Not many books print questions on the cover. This one does. "If Community Action works in Southern Virginia, why can't it be made to work everywhere?"
A number of answers come to mind, the broadest one being that Community Action is working in a fair number of everywheres. The success stories aren't well known. The war on poverty, goes the conventional thinking, is history. It flopped. The liberals' efforts of the 1960s are dead, with no surviving heirs. In fact, programs like Community Action -- as well as Head Start, Legal Services, VISTA, Upward Bound, the Job Corps, Foster Grandparents and others -- are working, despite the efforts to kill them and despite the media's inattention.
When attention is paid -- by observers like Edwin L. Cobb -- stories are told that need to be heard, reheard and heard still again.
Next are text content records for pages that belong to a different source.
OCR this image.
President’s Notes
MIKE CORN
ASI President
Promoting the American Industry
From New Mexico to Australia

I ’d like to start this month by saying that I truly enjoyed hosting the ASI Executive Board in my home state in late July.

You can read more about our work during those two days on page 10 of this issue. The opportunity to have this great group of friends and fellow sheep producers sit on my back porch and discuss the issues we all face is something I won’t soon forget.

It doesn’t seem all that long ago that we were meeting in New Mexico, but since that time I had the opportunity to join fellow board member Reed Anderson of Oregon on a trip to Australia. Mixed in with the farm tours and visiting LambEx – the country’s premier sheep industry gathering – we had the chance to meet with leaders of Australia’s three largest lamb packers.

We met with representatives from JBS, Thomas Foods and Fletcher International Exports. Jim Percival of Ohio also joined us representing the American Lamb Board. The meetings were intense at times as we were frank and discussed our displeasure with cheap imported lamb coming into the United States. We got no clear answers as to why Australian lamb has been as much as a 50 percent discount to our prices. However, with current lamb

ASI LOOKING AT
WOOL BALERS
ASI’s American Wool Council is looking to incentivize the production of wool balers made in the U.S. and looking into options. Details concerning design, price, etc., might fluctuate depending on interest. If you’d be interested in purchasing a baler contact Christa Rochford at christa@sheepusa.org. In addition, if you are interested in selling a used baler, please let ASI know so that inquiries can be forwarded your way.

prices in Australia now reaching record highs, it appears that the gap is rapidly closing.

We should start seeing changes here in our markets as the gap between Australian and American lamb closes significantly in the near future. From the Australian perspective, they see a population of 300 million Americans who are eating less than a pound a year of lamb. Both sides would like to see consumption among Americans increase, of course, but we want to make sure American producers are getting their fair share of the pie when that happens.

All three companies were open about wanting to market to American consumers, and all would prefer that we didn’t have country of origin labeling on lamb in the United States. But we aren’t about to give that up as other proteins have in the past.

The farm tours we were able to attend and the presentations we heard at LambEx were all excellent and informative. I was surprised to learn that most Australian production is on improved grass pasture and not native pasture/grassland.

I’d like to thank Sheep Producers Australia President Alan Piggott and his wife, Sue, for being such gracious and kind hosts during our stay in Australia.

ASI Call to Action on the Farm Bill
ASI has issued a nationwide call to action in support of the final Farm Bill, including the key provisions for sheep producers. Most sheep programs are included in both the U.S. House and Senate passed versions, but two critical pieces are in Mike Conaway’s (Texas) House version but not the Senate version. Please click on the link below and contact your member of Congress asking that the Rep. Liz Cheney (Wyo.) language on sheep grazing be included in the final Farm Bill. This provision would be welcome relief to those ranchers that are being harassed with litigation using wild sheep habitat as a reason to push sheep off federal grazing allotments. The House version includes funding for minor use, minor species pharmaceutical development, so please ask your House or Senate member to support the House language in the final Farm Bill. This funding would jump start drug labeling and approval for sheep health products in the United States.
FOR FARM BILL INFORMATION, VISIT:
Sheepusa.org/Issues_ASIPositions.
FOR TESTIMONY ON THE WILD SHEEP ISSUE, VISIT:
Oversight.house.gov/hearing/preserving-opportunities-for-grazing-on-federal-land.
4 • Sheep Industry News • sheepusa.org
Convincingly and in well-buttoned prose that keeps his facts and ideals snapped together, Cobb tells the story of some Roanoke Valley citizens who worked hard to get their antipoverty programs to work well.
In the five counties served by the valley's Community Action Agency -- Total Action Against Poverty (TAP) -- poverty has decreased by 30 percent in 17 years. It could have been that way nationally. In the nine years of the Office of Economic Opportunity (1965-74) and its programs of self-reliance, America's poverty population had declined from about 20 percent to 11 percent. The number had never been that low since the records had been kept. Since the Nixon dismantlement of OEO in 1974 and the Reagan administration destructiveness begun in January 1981, poverty has been rising sharply. It is now at 15 percent, or 35 million women, children and men -- the largest number of poor people in the nation's history.
It has been different in the Roanoke Valley. With a small infusion of federal money -- the people's money returned to the people -- the larger energy came from a coalition of local citizens, who made a moral commitment to the poor and never let it waver when less rosy days came. One of these was Cabell Brand, an establishment businessman whose old Virginia family-owned shoe business had employed thousands of people since 1904. Brand understood the economics of the Economic Opportunity Act: invest a little now, earn the large social benefits later. He was joined by Bristow Hardin, a benignly eccentric former school The reviewer is a columnist for the Washington Post Writers Group. principal who had a feel for people and a grantsmanship touch that made him a successful first director of the program.
In its 18 years, TAP has offered nearly every social service imaginable to the poor black and white families of the Roanoke Valley. Cobb reports that the program focused on development, not maintenance. This is a crucial point. Liberals in Congress like the late Carl Perkins have been mistakenly criticized for "throwing money" at poverty. In fact, the money-throwing didn't involve OEO programs at all but ones like Aid to Families with Dependent Children or food stamps that were enlarged by Nixon. His approach was to give the poor handouts. Shut them up that way.
The opposite has been the history of many TAP programs, Cobb writes: "They are designed in response to a need perceived either by the poor themselves or by social outreach workers, are funded and implemented by TAP, and are then institutionalized by being passed on to other organizations or set up independently. TAP has taken dozens of programs through this procedure. Some have fallen down at one or another of the steps involved, but the rest have flourished."
To the cool managerialists of the Reagan administration, successful programs in the Roanoke Valley like the "Our Hope" credit union or the Women's Resource Center are throwaways. Reagan officials like David Stockman have shown little awareness that the poor exist. In explaining that, Cobb makes no pretense of being a social theorist of Michael Harrington's or Robert Heilbroner's rank. His investigations of the successes in the Roanoke Valley led to basic truths: "Present policies . . . are all based on the premise that the nurturing of the rich will lead to the nourishment of the poor, despite substantial historical evidence to the contrary. The belief that problems should be attacked at the source -- a notion now derided as passe' even at gatherings of wine-and-cheese liberals -- has been replaced by worship at the altar of the Market."
Cobb faults liberals for going "into hiding" once the New Right began shouting from the White House rooftop. With perception, he sees a more dangerous retreat, the one led by "the now-fashionable neo-liberals. They profess great concern for poor people but have lost all taste for social battle and all hope for victory. They retreat instead into voguish nostrums with conservative appeal such as 'public-private partnerships' and 'industrial policy.' "
That's fancy talk for the neo-lib seminars, but plain talk is preferred in the Roanoke Valley. Its people prefer plain programs, too: from Head Start for the children to Operation Mainstream for older unemployed workers. They have these programs and intend to keep them going. Cobb's descriptions, which will reach a national audience, will help assure that they do. There, and everywhere.